Stamford Advocate

DAILY BRIDGE CLUB

- Frank Stewart

“Men are like hot-air balloons,” Wendy, my club’s resident feminist, grumbled to me. “You have to light a fire under them to get them to do anything — and then there’s the hot-air component.”

“I take it that you and Cy are still having trouble on defense,” I sighed.

Cy the Cynic, a chauvinist, and Wendy are adversarie­s even when they cut as partners. They were today’s East-West in a penny game, and Wendy led a club against South’s four spades. Cy took the ace and returned a club, and South won, drew trumps and forced out the ace of hearts.

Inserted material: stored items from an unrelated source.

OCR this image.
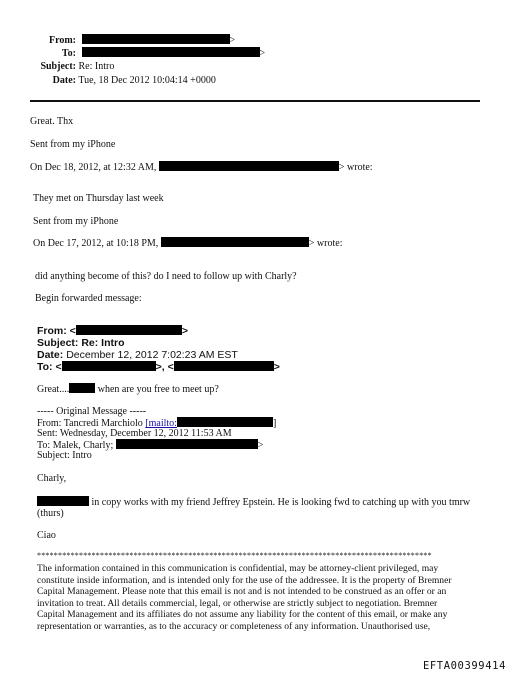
From:	>
To:	>
Subject: Re: Intro
Date: Tue, 18 Dec 2012 10:04:14 +0000
Great. Thx
Sent from my iPhone
On Dec 18, 2012, at 12:32 AM,	> wrote:
They met on Thursday last week
Sent from my iPhone
On Dec 17, 2012, at 10:18 PM,	> wrote:
did anything become of this? do I need to follow up with Charly?
Begin forwarded message:
From: <	>
Subject: Re: Intro
Date: December 12, 2012 7:02:23 AM EST
To: <	>, <	>
Great....	when are you free to meet up?
----- Original Message -----
From: Tancredi Marchiolo [mailto:	]
Sent: Wednesday, December 12, 2012 11:53 AM
To: Malek, Charly;	>
Subject: Intro
Charly,
in copy works with my friend Jeffrey Epstein. He is looking fwd to catching up with you tmrw
(thurs)
Ciao
**********************************************************************************************
The information contained in this communication is confidential, may be attorney-client privileged, may constitute inside information, and is intended only for the use of the addressee. It is the property of Bremner Capital Management. Please note that this email is not and is not intended to be construed as an offer or an invitation to treat. All details commercial, legal, or otherwise are strictly subject to negotiation. Bremner Capital Management and its affiliates do not assume any liability for the content of this email, or make any representation or warranties, as to the accuracy or completeness of any information. Unauthorised use,
EFTA00399414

“All the Cynic could do was cash his ace of diamonds to hold declarer to no overtricks,” Wendy growled. “The man doesn’t have a clue.”

Cy has 14 points, so South surely has the king of clubs for his bid of four spades. The defense needs two diamond tricks to prevail — and must get them before South can discard on the hearts. At Trick Two, Cy must lead the four of diamonds. South could succeed by playing his jack, but if he misguesses and plays low, down he goes. DAILY QUESTION You hold: S 7 5 H A 8 3 2 D A Q 4 C A 8 6 4. You open one club, your partner responds one spade, you bid 1NT and he jumps to three spades. What do you say?

ANSWER: Most partnershi­ps treat partner’s jump-rebid in his own suit as invitation­al. (In the old Goren style, which was geared to accurate game and slam bidding, such bids were forcing.) Since partner promises a good six-card suit, a raise to four spades is better than a bid of 3NT.